Neon lamps are a type of gas discharge tube. Two electrodes enclosed in a glass tube filled with a low-pressure Neon gas.

Now, this is where it gets really interesting. It might be possible to use these lamps as photon sensors. Depending on the material of the electrodes, a photon of a high enough frequency striking the cathode (the electrode of negative DC potential) of the tube would cause it to loose some electrons. This is called the Photoelectric Effect. These electrons then add to the electrons already on the cathode. When enough electrons form, they will cause a breakdown in the gas between the electrodes and the gas will glow. To make the lamp a detector, one should be able to hold the voltage between the electrodes just below the lamp’s DC breakdown voltage. Once a photon of high enough frequency strikes the lamp’s cathode and contributes enough electrons to make the voltage between the electrodes high enough, the gas inside the lamp will breakdown, glow, and conduct larger amounts of current, lowering the voltage between the electrodes. When the lamp is glowing, it will not be able to detect photons, so the detection circuitry will need to see the drop in voltage/increase in current of the lamp and shut it off, and then bring it back to the pre-breakdown voltage.

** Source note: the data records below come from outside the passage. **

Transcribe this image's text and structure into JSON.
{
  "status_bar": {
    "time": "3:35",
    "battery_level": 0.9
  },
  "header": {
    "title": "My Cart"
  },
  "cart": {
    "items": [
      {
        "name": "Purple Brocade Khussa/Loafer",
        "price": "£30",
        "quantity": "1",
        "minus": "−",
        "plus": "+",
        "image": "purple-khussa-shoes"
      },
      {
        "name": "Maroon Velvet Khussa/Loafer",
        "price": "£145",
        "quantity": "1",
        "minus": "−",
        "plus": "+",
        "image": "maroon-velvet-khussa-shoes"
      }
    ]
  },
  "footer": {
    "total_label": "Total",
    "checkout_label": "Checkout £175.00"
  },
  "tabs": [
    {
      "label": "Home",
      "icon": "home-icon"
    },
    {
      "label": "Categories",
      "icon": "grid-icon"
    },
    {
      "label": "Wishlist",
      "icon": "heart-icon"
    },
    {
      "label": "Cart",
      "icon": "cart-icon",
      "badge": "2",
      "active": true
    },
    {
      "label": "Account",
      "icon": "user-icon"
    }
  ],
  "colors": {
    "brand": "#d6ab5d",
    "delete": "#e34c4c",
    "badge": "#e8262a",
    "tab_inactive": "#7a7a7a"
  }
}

I wish I had more than the time I have spent writing this entry to try this out. I would be curious if anyone knows if have made any wrong assumptions or if they have tried this. This method of photon detection would not be very good compared to semiconductor methods, but it would be pretty cool to see two arrays of neon lamps, one a detector, the other a display of what the detector detected.

Google PowerMeter

I will be working a project to integrate a device with the Google PowerMeter service. It is going to involve a lot of Python and learning HTTPS. I have worked with some HTTP before with SparkFun’s Kegerator. Even then, I had not even scratched the surface of HTTP.

I will continue to post about things I learn about throughout the project, so check back here often.

Projects I am Working On

I have to put this down somewhere. I need a list of things that I want to be working on. Some of these are in various stages of completeness.

  • Heat Transfer Project controller. One of my old DemoSAT buddies needs me to put together a controller for his heat transfer project that is going up in, you got it, another balloon.
  • Whatever tutorial Adafruit throws my way.
  • LED ring light for my Canon PC1354. I will arrange white LEDs around the lens of the camera. They will be mounted on something that I will probably print with my MakerBot. Look for the thing on Thingiverse.
  • SSH in DD-WRT on my WRT54GL.
  • Build another Linux box around an Atom processor. This time with an Intel BOXD510MO motherboard. I hear an old employer may be needing more network storage, and they will be needing a large upgrade. I might be able to make them a solution.
  • Arduino Ethernet-based VoIP.
  • Arduino Ethenet-based sound mixer.
  • Parametric 3D-Printable Model Rocket made in OpenSCAD.
  • Some kind of DIY speaker enclosure, I am thinking either oak plywood, 3D-printed ABS or concrete. I have the plywood on hand.

That felt good to get things out in the open. I am now going to get back to work on the Heat Transfer Project. It actually has a deadline.

My Own Blog

Alright, here it is, my very own blog. I have written for Hack a Day, but this is my very own, just for and about me blog. I expect to be writing about my electronics work, my MakerBot operations, my thoughts, the music I listen to, and life.

I have this blog setup on my own domain through DreamHost. I used the advanced setup and it was very easy.